八王子のヒマ鷹 (ID:OTg4M2J)
ホークス物語96

2007年、小久保裕紀が帰って来た。

04年、巨人に無償トレードされた小久保は、リハビリを続けながらキャンプから全力投球した。誰よりも早く準備し、シートノックでも一人、大声を出して頑張った。当時の巨人のシートノック中には、声を出す者さえ居なかったが、構わず声を張り上げた。

シーズンに入り、ライバル達を押しのけ第69代4番を務める事になった。右打者として史上最多の41本の本塁打を打ち、長嶋氏の記録を塗り替える。06年には、外様にも関わらずキャプテンに指名された。実績はもとより、他の選手や裏方に至るまでの人達への気配りの行動が堀内・原両監督に認められたのだ。

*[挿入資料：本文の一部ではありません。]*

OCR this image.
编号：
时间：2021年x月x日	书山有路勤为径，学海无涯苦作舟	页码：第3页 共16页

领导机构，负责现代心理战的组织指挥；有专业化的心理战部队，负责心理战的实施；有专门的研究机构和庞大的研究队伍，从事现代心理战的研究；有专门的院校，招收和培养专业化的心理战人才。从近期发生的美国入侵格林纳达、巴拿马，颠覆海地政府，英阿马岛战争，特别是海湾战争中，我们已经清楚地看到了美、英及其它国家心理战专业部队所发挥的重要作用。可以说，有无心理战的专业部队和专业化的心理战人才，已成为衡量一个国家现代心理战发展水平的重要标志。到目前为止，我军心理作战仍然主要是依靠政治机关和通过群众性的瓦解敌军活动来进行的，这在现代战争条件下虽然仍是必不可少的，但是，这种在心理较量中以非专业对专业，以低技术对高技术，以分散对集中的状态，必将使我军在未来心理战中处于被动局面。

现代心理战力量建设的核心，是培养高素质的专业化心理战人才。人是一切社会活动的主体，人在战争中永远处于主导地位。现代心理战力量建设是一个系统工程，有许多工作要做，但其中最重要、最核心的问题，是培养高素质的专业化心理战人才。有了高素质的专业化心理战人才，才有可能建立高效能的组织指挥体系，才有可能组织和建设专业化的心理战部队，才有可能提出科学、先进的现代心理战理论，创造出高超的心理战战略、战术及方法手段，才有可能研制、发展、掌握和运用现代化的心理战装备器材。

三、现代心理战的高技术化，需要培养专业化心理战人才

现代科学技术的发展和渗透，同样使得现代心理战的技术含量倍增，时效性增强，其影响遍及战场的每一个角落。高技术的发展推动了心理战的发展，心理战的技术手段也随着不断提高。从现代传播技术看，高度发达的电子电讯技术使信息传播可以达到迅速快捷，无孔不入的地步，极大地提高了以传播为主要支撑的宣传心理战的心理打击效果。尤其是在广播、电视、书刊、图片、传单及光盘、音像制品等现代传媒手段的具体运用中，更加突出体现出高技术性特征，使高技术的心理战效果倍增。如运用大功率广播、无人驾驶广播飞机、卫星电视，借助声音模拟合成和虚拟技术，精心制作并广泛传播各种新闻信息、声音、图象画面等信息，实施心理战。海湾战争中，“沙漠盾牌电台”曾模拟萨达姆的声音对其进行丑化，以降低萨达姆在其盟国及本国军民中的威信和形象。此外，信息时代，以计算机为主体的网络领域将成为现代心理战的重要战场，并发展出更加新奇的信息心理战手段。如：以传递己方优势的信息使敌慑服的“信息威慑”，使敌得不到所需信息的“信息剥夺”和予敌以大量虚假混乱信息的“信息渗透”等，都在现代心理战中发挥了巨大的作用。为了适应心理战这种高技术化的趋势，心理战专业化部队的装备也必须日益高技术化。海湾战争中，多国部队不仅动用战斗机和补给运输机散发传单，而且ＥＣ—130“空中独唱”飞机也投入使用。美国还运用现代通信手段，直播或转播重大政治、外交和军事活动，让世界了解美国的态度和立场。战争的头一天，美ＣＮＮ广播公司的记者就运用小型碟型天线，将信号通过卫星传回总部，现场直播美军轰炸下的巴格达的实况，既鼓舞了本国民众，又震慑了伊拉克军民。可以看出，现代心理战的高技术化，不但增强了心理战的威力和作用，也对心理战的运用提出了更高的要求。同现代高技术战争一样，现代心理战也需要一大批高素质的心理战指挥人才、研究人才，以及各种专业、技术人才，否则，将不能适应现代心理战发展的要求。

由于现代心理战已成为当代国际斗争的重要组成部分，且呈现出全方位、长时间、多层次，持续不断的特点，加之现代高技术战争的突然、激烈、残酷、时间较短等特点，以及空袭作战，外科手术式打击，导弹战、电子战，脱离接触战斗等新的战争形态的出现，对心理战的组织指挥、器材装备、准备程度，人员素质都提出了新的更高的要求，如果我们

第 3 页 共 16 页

小久保自身も、自分は巨人で骨を埋めようと決意していた。

そんな中、王監督の胃癌によるチーム離脱のニュースが飛び込んできた。小久保の心が揺れた。人生の恩人である王監督、そして故郷ホークスが試練を迎えてるとき、何もできない自分にもどかしさを感じ始めていた。

この年、FAの権利を獲得する。

神宮での巨人・ヤクルト戦、ホークスファンが、小久保がソフトバンクのユニホームを着た大きな合成写真を抱えてる姿が、スタンドに見られた。『ファンも俺を待ってくれている』小久保は、FAを決意する。

07年、ホークスに復帰した小久保は、大好きだったお酒も絶ち、右足のサポート用具も外して決死の覚悟でチームを牽引した。09年に主将に任命。10年・11年連続優勝、11年の日本一に貢献することになる。

12年、2000本安打達成後、引退を決意した。真っ先に報告に上がったのは王会長の所だ。『今シーズン限りでユニフォームを脱がせて頂きます。』と言った後、言葉にならなかった。涙があふれた。悲しい涙でも、嬉しい涙でもない。感謝の涙だった。

王会長が、ハンカチをそっと出してくれた。会長は常に二枚のハンカチを持っておられる。一枚は自分の為、もう一枚は他の人の為…

『桃李成蹊』という言葉がある。桃や李(すもも)の下には自然と人が集まり道が出来る。徳のある人の元には、徳を慕って人々が自然に集まると言う意味だ。